On the other hand, if you need to either transfer amounts of information or to make remote procedure calls between disparate systems / OS's, XML has quickly become the de-facto standard. SAX BTW is not good for streaming data over the wire, only for blasting through XML and responding appropriately to formalized events as it passes through. if you want to stream XML, you can do that directly out of many RDBMS's without incurring the overhead of loading them into a parser. Parsers are for creating a traversable DOM from the XML, a function which can often be unnecessary,.
Here's the situation - Asked By Desert Ghost on 26-Oct-01 03:04 PM
Let's say I have a database that holds information about WidgetA.  Now, depending on certain conditions, the load balance can be taken by either Linux/Apache, or Windows/IIS <for reasons I don't want to get into here>.

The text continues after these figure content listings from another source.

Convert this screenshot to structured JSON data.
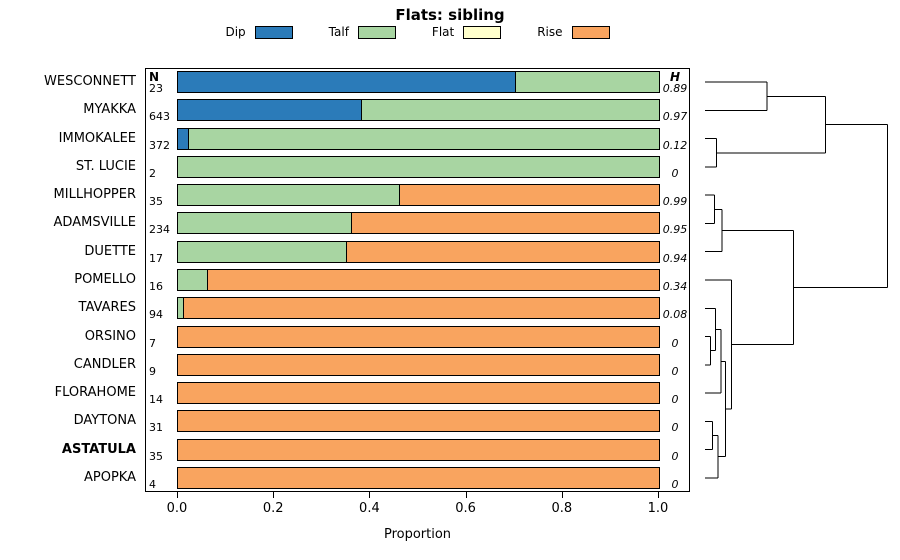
{
  "chart_data": {
    "type": "bar",
    "variant": "horizontal-stacked-with-dendrogram",
    "title": "Flats: sibling",
    "xlabel": "Proportion",
    "xlim": [
      0,
      1
    ],
    "xticks": [
      "0.0",
      "0.2",
      "0.4",
      "0.6",
      "0.8",
      "1.0"
    ],
    "n_header": "N",
    "h_header": "H",
    "grid": false,
    "legend_position": "top",
    "legend": [
      {
        "label": "Dip",
        "color": "#2b7bb9"
      },
      {
        "label": "Talf",
        "color": "#a8d5a2"
      },
      {
        "label": "Flat",
        "color": "#ffffcc"
      },
      {
        "label": "Rise",
        "color": "#f9a45f"
      }
    ],
    "rows": [
      {
        "label": "WESCONNETT",
        "n": "23",
        "h": "0.89",
        "bold": false,
        "values": {
          "Dip": 0.7,
          "Talf": 0.3,
          "Flat": 0,
          "Rise": 0
        }
      },
      {
        "label": "MYAKKA",
        "n": "643",
        "h": "0.97",
        "bold": false,
        "values": {
          "Dip": 0.38,
          "Talf": 0.62,
          "Flat": 0,
          "Rise": 0
        }
      },
      {
        "label": "IMMOKALEE",
        "n": "372",
        "h": "0.12",
        "bold": false,
        "values": {
          "Dip": 0.02,
          "Talf": 0.98,
          "Flat": 0,
          "Rise": 0
        }
      },
      {
        "label": "ST. LUCIE",
        "n": "2",
        "h": "0",
        "bold": false,
        "values": {
          "Dip": 0,
          "Talf": 1.0,
          "Flat": 0,
          "Rise": 0
        }
      },
      {
        "label": "MILLHOPPER",
        "n": "35",
        "h": "0.99",
        "bold": false,
        "values": {
          "Dip": 0,
          "Talf": 0.46,
          "Flat": 0,
          "Rise": 0.54
        }
      },
      {
        "label": "ADAMSVILLE",
        "n": "234",
        "h": "0.95",
        "bold": false,
        "values": {
          "Dip": 0,
          "Talf": 0.36,
          "Flat": 0,
          "Rise": 0.64
        }
      },
      {
        "label": "DUETTE",
        "n": "17",
        "h": "0.94",
        "bold": false,
        "values": {
          "Dip": 0,
          "Talf": 0.35,
          "Flat": 0,
          "Rise": 0.65
        }
      },
      {
        "label": "POMELLO",
        "n": "16",
        "h": "0.34",
        "bold": false,
        "values": {
          "Dip": 0,
          "Talf": 0.06,
          "Flat": 0,
          "Rise": 0.94
        }
      },
      {
        "label": "TAVARES",
        "n": "94",
        "h": "0.08",
        "bold": false,
        "values": {
          "Dip": 0,
          "Talf": 0.01,
          "Flat": 0,
          "Rise": 0.99
        }
      },
      {
        "label": "ORSINO",
        "n": "7",
        "h": "0",
        "bold": false,
        "values": {
          "Dip": 0,
          "Talf": 0,
          "Flat": 0,
          "Rise": 1.0
        }
      },
      {
        "label": "CANDLER",
        "n": "9",
        "h": "0",
        "bold": false,
        "values": {
          "Dip": 0,
          "Talf": 0,
          "Flat": 0,
          "Rise": 1.0
        }
      },
      {
        "label": "FLORAHOME",
        "n": "14",
        "h": "0",
        "bold": false,
        "values": {
          "Dip": 0,
          "Talf": 0,
          "Flat": 0,
          "Rise": 1.0
        }
      },
      {
        "label": "DAYTONA",
        "n": "31",
        "h": "0",
        "bold": false,
        "values": {
          "Dip": 0,
          "Talf": 0,
          "Flat": 0,
          "Rise": 1.0
        }
      },
      {
        "label": "ASTATULA",
        "n": "35",
        "h": "0",
        "bold": true,
        "values": {
          "Dip": 0,
          "Talf": 0,
          "Flat": 0,
          "Rise": 1.0
        }
      },
      {
        "label": "APOPKA",
        "n": "4",
        "h": "0",
        "bold": false,
        "values": {
          "Dip": 0,
          "Talf": 0,
          "Flat": 0,
          "Rise": 1.0
        }
      }
    ],
    "dendrogram": {
      "note": "R hclust-style merges: negative = leaf (1-indexed top to bottom), positive = prior merge; h = normalized join height 0-1",
      "merges": [
        [
          -1,
          -2,
          0.33
        ],
        [
          -3,
          -4,
          0.06
        ],
        [
          1,
          2,
          0.64
        ],
        [
          -5,
          -6,
          0.05
        ],
        [
          4,
          -7,
          0.09
        ],
        [
          -10,
          -11,
          0.03
        ],
        [
          -9,
          6,
          0.055
        ],
        [
          7,
          -12,
          0.085
        ],
        [
          -13,
          -14,
          0.04
        ],
        [
          9,
          -15,
          0.07
        ],
        [
          8,
          10,
          0.11
        ],
        [
          -8,
          11,
          0.14
        ],
        [
          5,
          12,
          0.47
        ],
        [
          3,
          13,
          0.97
        ]
      ]
    }
  }
}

The platforms are different, but the data needs to reach a program.  So, I've thought of a few things:

1. Use XML to make 'carbon copies' on each platform <data does not change very often>, updating appropriately
2. Keep one database on one OS, and just call to whereever the data resides

Currently, we have two seperate dbs on each system... seems like a waste to me.  I thought, maybe even keeping one XML doc on one platform will clear it up.

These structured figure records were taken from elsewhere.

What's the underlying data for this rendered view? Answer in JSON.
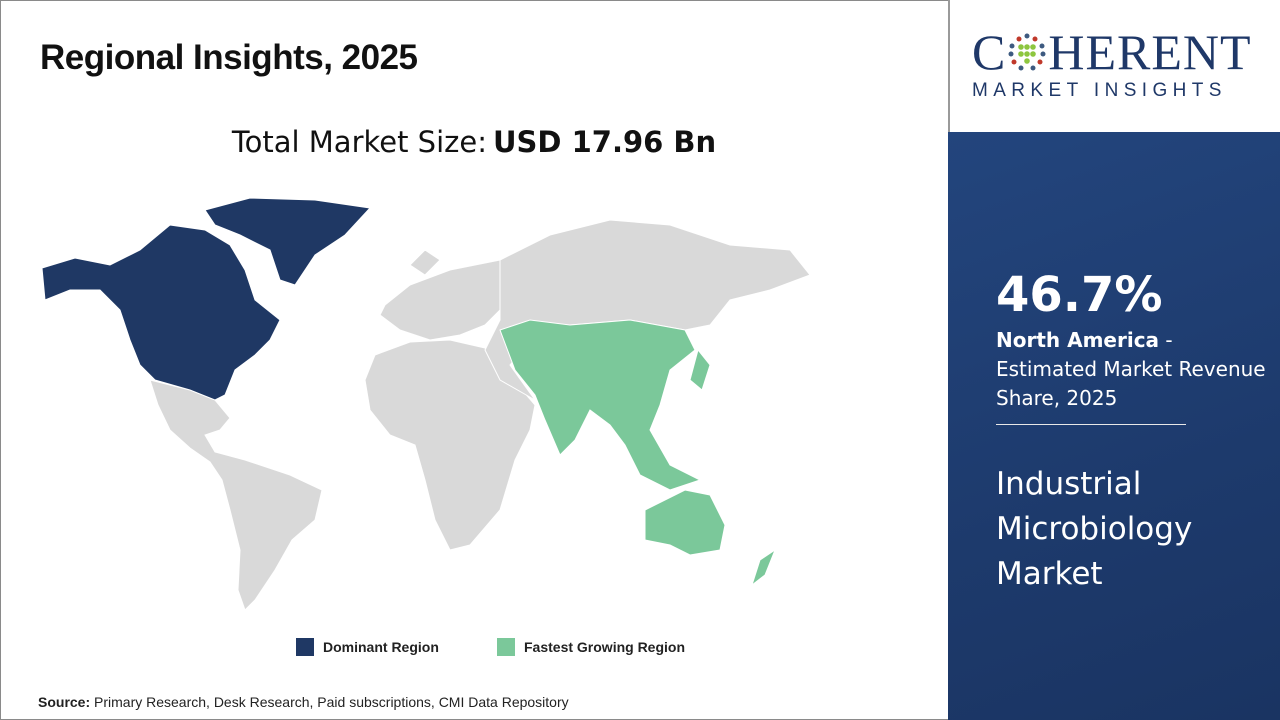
{
  "title": "Regional Insights, 2025",
  "total_market": {
    "label": "Total Market Size:",
    "value": "USD 17.96 Bn"
  },
  "legend": [
    {
      "label": "Dominant Region",
      "color": "#1f3864"
    },
    {
      "label": "Fastest Growing Region",
      "color": "#7bc89a"
    }
  ],
  "map": {
    "dominant_region": "North America",
    "fastest_growing_region": "Asia Pacific",
    "other_color": "#d9d9d9"
  },
  "source": {
    "label": "Source:",
    "text": "Primary Research, Desk Research, Paid subscriptions, CMI Data Repository"
  },
  "logo": {
    "top": "COHERENT",
    "sub": "MARKET INSIGHTS"
  },
  "panel": {
    "share": "46.7%",
    "region": "North America",
    "share_desc": " - Estimated Market Revenue Share, 2025",
    "market_name": "Industrial Microbiology Market"
  }
}
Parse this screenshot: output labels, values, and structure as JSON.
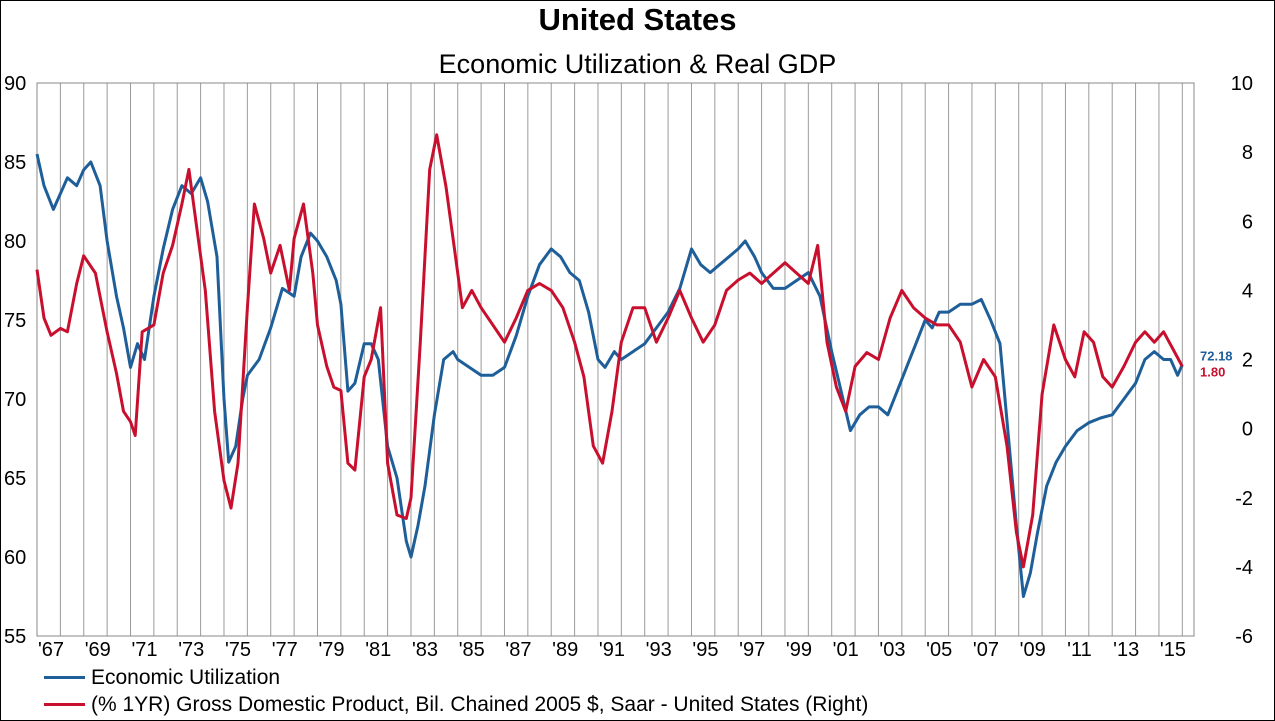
{
  "chart_data": {
    "type": "line",
    "title": "United States",
    "subtitle": "Economic Utilization & Real GDP",
    "left_axis": {
      "ylim": [
        55,
        90
      ],
      "ticks": [
        55,
        60,
        65,
        70,
        75,
        80,
        85,
        90
      ]
    },
    "right_axis": {
      "ylim": [
        -6,
        10
      ],
      "ticks": [
        -6,
        -4,
        -2,
        0,
        2,
        4,
        6,
        8,
        10
      ]
    },
    "x_axis": {
      "range": [
        1967,
        2016.5
      ],
      "tick_labels": [
        "'67",
        "'69",
        "'71",
        "'73",
        "'75",
        "'77",
        "'79",
        "'81",
        "'83",
        "'85",
        "'87",
        "'89",
        "'91",
        "'93",
        "'95",
        "'97",
        "'99",
        "'01",
        "'03",
        "'05",
        "'07",
        "'09",
        "'11",
        "'13",
        "'15"
      ],
      "tick_years": [
        1967,
        1969,
        1971,
        1973,
        1975,
        1977,
        1979,
        1981,
        1983,
        1985,
        1987,
        1989,
        1991,
        1993,
        1995,
        1997,
        1999,
        2001,
        2003,
        2005,
        2007,
        2009,
        2011,
        2013,
        2015
      ]
    },
    "grid": "vertical",
    "legend_position": "bottom-left",
    "series": [
      {
        "name": "Economic Utilization",
        "axis": "left",
        "color": "#1f5f99",
        "end_label": "72.18",
        "points": [
          [
            1967.0,
            85.5
          ],
          [
            1967.3,
            83.5
          ],
          [
            1967.7,
            82.0
          ],
          [
            1968.0,
            83.0
          ],
          [
            1968.3,
            84.0
          ],
          [
            1968.7,
            83.5
          ],
          [
            1969.0,
            84.5
          ],
          [
            1969.3,
            85.0
          ],
          [
            1969.7,
            83.5
          ],
          [
            1970.0,
            80.0
          ],
          [
            1970.4,
            76.5
          ],
          [
            1970.7,
            74.5
          ],
          [
            1971.0,
            72.0
          ],
          [
            1971.3,
            73.5
          ],
          [
            1971.6,
            72.5
          ],
          [
            1972.0,
            76.5
          ],
          [
            1972.4,
            79.5
          ],
          [
            1972.8,
            82.0
          ],
          [
            1973.2,
            83.5
          ],
          [
            1973.6,
            83.0
          ],
          [
            1974.0,
            84.0
          ],
          [
            1974.3,
            82.5
          ],
          [
            1974.7,
            79.0
          ],
          [
            1975.0,
            70.0
          ],
          [
            1975.2,
            66.0
          ],
          [
            1975.5,
            67.0
          ],
          [
            1975.8,
            70.0
          ],
          [
            1976.0,
            71.5
          ],
          [
            1976.5,
            72.5
          ],
          [
            1977.0,
            74.5
          ],
          [
            1977.5,
            77.0
          ],
          [
            1978.0,
            76.5
          ],
          [
            1978.3,
            79.0
          ],
          [
            1978.7,
            80.5
          ],
          [
            1979.0,
            80.0
          ],
          [
            1979.4,
            79.0
          ],
          [
            1979.8,
            77.5
          ],
          [
            1980.0,
            76.0
          ],
          [
            1980.3,
            70.5
          ],
          [
            1980.6,
            71.0
          ],
          [
            1981.0,
            73.5
          ],
          [
            1981.3,
            73.5
          ],
          [
            1981.6,
            72.5
          ],
          [
            1982.0,
            67.0
          ],
          [
            1982.4,
            65.0
          ],
          [
            1982.8,
            61.0
          ],
          [
            1983.0,
            60.0
          ],
          [
            1983.3,
            62.0
          ],
          [
            1983.6,
            64.5
          ],
          [
            1984.0,
            69.0
          ],
          [
            1984.4,
            72.5
          ],
          [
            1984.8,
            73.0
          ],
          [
            1985.0,
            72.5
          ],
          [
            1985.5,
            72.0
          ],
          [
            1986.0,
            71.5
          ],
          [
            1986.5,
            71.5
          ],
          [
            1987.0,
            72.0
          ],
          [
            1987.5,
            74.0
          ],
          [
            1988.0,
            76.5
          ],
          [
            1988.5,
            78.5
          ],
          [
            1989.0,
            79.5
          ],
          [
            1989.4,
            79.0
          ],
          [
            1989.8,
            78.0
          ],
          [
            1990.2,
            77.5
          ],
          [
            1990.6,
            75.5
          ],
          [
            1991.0,
            72.5
          ],
          [
            1991.3,
            72.0
          ],
          [
            1991.7,
            73.0
          ],
          [
            1992.0,
            72.5
          ],
          [
            1992.5,
            73.0
          ],
          [
            1993.0,
            73.5
          ],
          [
            1993.5,
            74.5
          ],
          [
            1994.0,
            75.5
          ],
          [
            1994.5,
            77.0
          ],
          [
            1995.0,
            79.5
          ],
          [
            1995.4,
            78.5
          ],
          [
            1995.8,
            78.0
          ],
          [
            1996.2,
            78.5
          ],
          [
            1996.6,
            79.0
          ],
          [
            1997.0,
            79.5
          ],
          [
            1997.3,
            80.0
          ],
          [
            1997.7,
            79.0
          ],
          [
            1998.0,
            78.0
          ],
          [
            1998.5,
            77.0
          ],
          [
            1999.0,
            77.0
          ],
          [
            1999.5,
            77.5
          ],
          [
            2000.0,
            78.0
          ],
          [
            2000.5,
            76.5
          ],
          [
            2001.0,
            73.0
          ],
          [
            2001.4,
            70.5
          ],
          [
            2001.8,
            68.0
          ],
          [
            2002.2,
            69.0
          ],
          [
            2002.6,
            69.5
          ],
          [
            2003.0,
            69.5
          ],
          [
            2003.4,
            69.0
          ],
          [
            2003.8,
            70.5
          ],
          [
            2004.2,
            72.0
          ],
          [
            2004.6,
            73.5
          ],
          [
            2005.0,
            75.0
          ],
          [
            2005.3,
            74.5
          ],
          [
            2005.6,
            75.5
          ],
          [
            2006.0,
            75.5
          ],
          [
            2006.5,
            76.0
          ],
          [
            2007.0,
            76.0
          ],
          [
            2007.4,
            76.3
          ],
          [
            2007.8,
            75.0
          ],
          [
            2008.2,
            73.5
          ],
          [
            2008.6,
            67.0
          ],
          [
            2008.9,
            62.0
          ],
          [
            2009.2,
            57.5
          ],
          [
            2009.5,
            59.0
          ],
          [
            2009.8,
            61.5
          ],
          [
            2010.2,
            64.5
          ],
          [
            2010.6,
            66.0
          ],
          [
            2011.0,
            67.0
          ],
          [
            2011.5,
            68.0
          ],
          [
            2012.0,
            68.5
          ],
          [
            2012.5,
            68.8
          ],
          [
            2013.0,
            69.0
          ],
          [
            2013.5,
            70.0
          ],
          [
            2014.0,
            71.0
          ],
          [
            2014.4,
            72.5
          ],
          [
            2014.8,
            73.0
          ],
          [
            2015.2,
            72.5
          ],
          [
            2015.5,
            72.5
          ],
          [
            2015.8,
            71.5
          ],
          [
            2016.0,
            72.18
          ]
        ]
      },
      {
        "name": "(% 1YR) Gross Domestic Product, Bil. Chained 2005 $, Saar - United States  (Right)",
        "axis": "right",
        "color": "#c8102e",
        "end_label": "1.80",
        "points": [
          [
            1967.0,
            4.6
          ],
          [
            1967.3,
            3.2
          ],
          [
            1967.6,
            2.7
          ],
          [
            1968.0,
            2.9
          ],
          [
            1968.3,
            2.8
          ],
          [
            1968.7,
            4.2
          ],
          [
            1969.0,
            5.0
          ],
          [
            1969.5,
            4.5
          ],
          [
            1970.0,
            2.8
          ],
          [
            1970.4,
            1.6
          ],
          [
            1970.7,
            0.5
          ],
          [
            1971.0,
            0.2
          ],
          [
            1971.2,
            -0.2
          ],
          [
            1971.5,
            2.8
          ],
          [
            1972.0,
            3.0
          ],
          [
            1972.4,
            4.5
          ],
          [
            1972.8,
            5.3
          ],
          [
            1973.2,
            6.5
          ],
          [
            1973.5,
            7.5
          ],
          [
            1973.8,
            6.0
          ],
          [
            1974.2,
            4.0
          ],
          [
            1974.6,
            0.5
          ],
          [
            1975.0,
            -1.5
          ],
          [
            1975.3,
            -2.3
          ],
          [
            1975.6,
            -1.0
          ],
          [
            1976.0,
            3.5
          ],
          [
            1976.3,
            6.5
          ],
          [
            1976.7,
            5.5
          ],
          [
            1977.0,
            4.5
          ],
          [
            1977.4,
            5.3
          ],
          [
            1977.8,
            4.0
          ],
          [
            1978.0,
            5.5
          ],
          [
            1978.4,
            6.5
          ],
          [
            1978.8,
            4.5
          ],
          [
            1979.0,
            3.0
          ],
          [
            1979.4,
            1.8
          ],
          [
            1979.7,
            1.2
          ],
          [
            1980.0,
            1.1
          ],
          [
            1980.3,
            -1.0
          ],
          [
            1980.6,
            -1.2
          ],
          [
            1981.0,
            1.5
          ],
          [
            1981.3,
            2.0
          ],
          [
            1981.7,
            3.5
          ],
          [
            1982.0,
            -1.0
          ],
          [
            1982.4,
            -2.5
          ],
          [
            1982.8,
            -2.6
          ],
          [
            1983.0,
            -2.0
          ],
          [
            1983.4,
            2.5
          ],
          [
            1983.8,
            7.5
          ],
          [
            1984.1,
            8.5
          ],
          [
            1984.5,
            7.0
          ],
          [
            1984.9,
            5.0
          ],
          [
            1985.2,
            3.5
          ],
          [
            1985.6,
            4.0
          ],
          [
            1986.0,
            3.5
          ],
          [
            1986.5,
            3.0
          ],
          [
            1987.0,
            2.5
          ],
          [
            1987.5,
            3.2
          ],
          [
            1988.0,
            4.0
          ],
          [
            1988.5,
            4.2
          ],
          [
            1989.0,
            4.0
          ],
          [
            1989.5,
            3.5
          ],
          [
            1990.0,
            2.5
          ],
          [
            1990.4,
            1.5
          ],
          [
            1990.8,
            -0.5
          ],
          [
            1991.2,
            -1.0
          ],
          [
            1991.6,
            0.5
          ],
          [
            1992.0,
            2.5
          ],
          [
            1992.5,
            3.5
          ],
          [
            1993.0,
            3.5
          ],
          [
            1993.5,
            2.5
          ],
          [
            1994.0,
            3.2
          ],
          [
            1994.5,
            4.0
          ],
          [
            1995.0,
            3.2
          ],
          [
            1995.5,
            2.5
          ],
          [
            1996.0,
            3.0
          ],
          [
            1996.5,
            4.0
          ],
          [
            1997.0,
            4.3
          ],
          [
            1997.5,
            4.5
          ],
          [
            1998.0,
            4.2
          ],
          [
            1998.5,
            4.5
          ],
          [
            1999.0,
            4.8
          ],
          [
            1999.5,
            4.5
          ],
          [
            2000.0,
            4.2
          ],
          [
            2000.4,
            5.3
          ],
          [
            2000.8,
            2.5
          ],
          [
            2001.2,
            1.2
          ],
          [
            2001.6,
            0.5
          ],
          [
            2002.0,
            1.8
          ],
          [
            2002.5,
            2.2
          ],
          [
            2003.0,
            2.0
          ],
          [
            2003.5,
            3.2
          ],
          [
            2004.0,
            4.0
          ],
          [
            2004.5,
            3.5
          ],
          [
            2005.0,
            3.2
          ],
          [
            2005.5,
            3.0
          ],
          [
            2006.0,
            3.0
          ],
          [
            2006.5,
            2.5
          ],
          [
            2007.0,
            1.2
          ],
          [
            2007.5,
            2.0
          ],
          [
            2008.0,
            1.5
          ],
          [
            2008.5,
            -0.5
          ],
          [
            2008.9,
            -3.0
          ],
          [
            2009.2,
            -4.0
          ],
          [
            2009.6,
            -2.5
          ],
          [
            2010.0,
            1.0
          ],
          [
            2010.5,
            3.0
          ],
          [
            2011.0,
            2.0
          ],
          [
            2011.4,
            1.5
          ],
          [
            2011.8,
            2.8
          ],
          [
            2012.2,
            2.5
          ],
          [
            2012.6,
            1.5
          ],
          [
            2013.0,
            1.2
          ],
          [
            2013.5,
            1.8
          ],
          [
            2014.0,
            2.5
          ],
          [
            2014.4,
            2.8
          ],
          [
            2014.8,
            2.5
          ],
          [
            2015.2,
            2.8
          ],
          [
            2015.6,
            2.3
          ],
          [
            2016.0,
            1.8
          ]
        ]
      }
    ]
  },
  "legend": {
    "items": [
      {
        "label": "Economic Utilization",
        "color": "#1f5f99"
      },
      {
        "label": "(% 1YR) Gross Domestic Product, Bil. Chained 2005 $, Saar - United States  (Right)",
        "color": "#c8102e"
      }
    ]
  }
}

And you're right, I'm ill-informed, and probably could write a more efficient database app than XML app, just due to my experience.  But if XML is the way to go, I'll spend the next several months perfecting it.

Oh, BTW... I just read your most recent article...  Had to laugh "I don't do as well sitting in classes..." <or something like that> LOL! You have a PhD! I'd imagine you spent an awful amount of time sitting in classes!
At first "blush"... - Asked By Peter Bromberg on 26-Oct-01 03:11 PM
Based on what you're describing, I would be inclined to try to set everything up on one database on one machine (whichever OS, it could be DB2 or Oracle on Linux, it could be SQL Server on Windows, doesn't matter) and have the various machines get their data from the one database system. Modern databases can be scaled up (multitple processors) and scaled out (federated partitioned views over x number of machines). You can access ODBC data sources over the wire with PHP, JSP, ASP, Python, etc.
Now you may not need XML at all...
Kinda thought so - Asked By Desert Ghost on 26-Oct-01 03:19 PM
I thought that would be the best way to go, but before Robbe's suggestion, I was still trying to find a niche for XML -- which is now cleared up.

Yup, access one database.  Luckily <and in a strange move>, MS just released a JDBC driver for SQL Server... what's up with that???

Thanks for the suggestions and clearing up the "XML-Files" for me...  back to work :(